Ulama Mazhab Hanafi berpendapat,bahwa rukun akad hanya satu yaitu sighah al-aqd. Sighah al-aqd merupakan rukun akad yang terpenting,karena melalui akad inilah diketahui maksud setiap pihak yang melakukan akad (transaksi). Sighah al-aqd dinyatakan melalui ijab dan kabul,dengan suatu ketentuan yaitu:

-Tujuan akad itu harus jelas dan dapat dipahami

-Antara ijab dan kabul harus dapat kesesuaian

-Pernyataan ijab dan kabul harus seusai dengan kehendak masing-masing dan tidak boleh ada yang meragukan.[3]

Contoh ijab dan kabul dalam perbuatan adalah seperti yang terjadi di pasar swalayan. Seseorang mengambil barang,sesudah membayar harganya kepada kasir sesuai dengan harga yang tercantum pada barang tersebut. Kehendak pembeli dan penjual sudah terpenuhi. Cara seperti inilah sekarang yang banyak kita temukan dalam dunia dagang pada saat ini. Di dalam fiqih jual beli semacam ini disebut bay’ul mua’thoh (jual-beli dengan saling memberi) ulama mazhab syafi’i dalam qaul qadim (pendapat lama) tidak  membenarkan akad seperti ini,karena ke dua belah pihak harus menyatakan secara jelas mengenai ijab dan kabul itu. Demikian juga Mazhab az-Zahiri dan Syiah tidak membenarkannya.

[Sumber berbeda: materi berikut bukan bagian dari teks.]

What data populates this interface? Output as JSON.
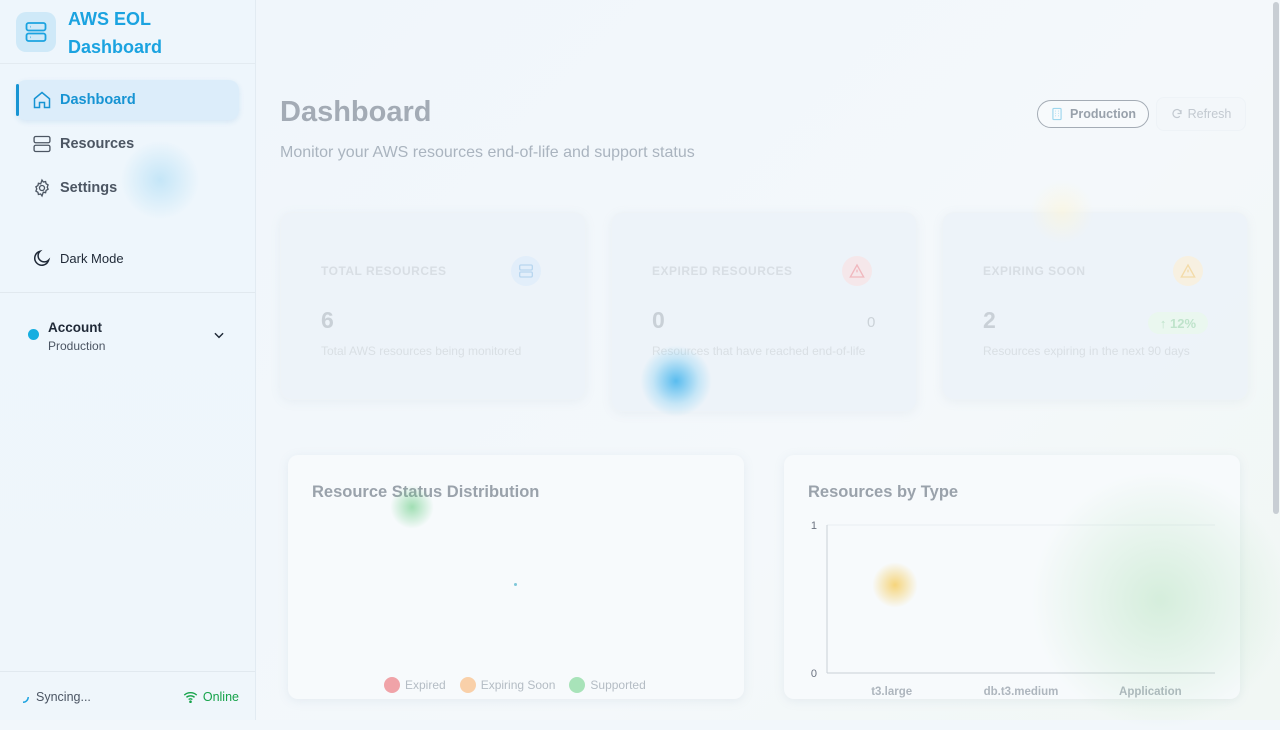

Ijab dan kabul antara seseorang yang bisu dengan penjual atau pembeli dapat dibenarkan asal saja kedua belah pihak dapat memahami dengan jelas apa yang dilakukan itu. Menurut Mustafa az-Zarqa’ suatu akad dipandang sempurna,apabila telah memenuhi syarat-syarat yang disebutkan diatas. Namun,ada akad-akad yang baru dipandang sempurna,apabila telah dilakukan timbang terima,dan tidak menandai hanya dengan ijab dan kabul saja,yang disebut dengan al-uqud al-‘ainiyyah.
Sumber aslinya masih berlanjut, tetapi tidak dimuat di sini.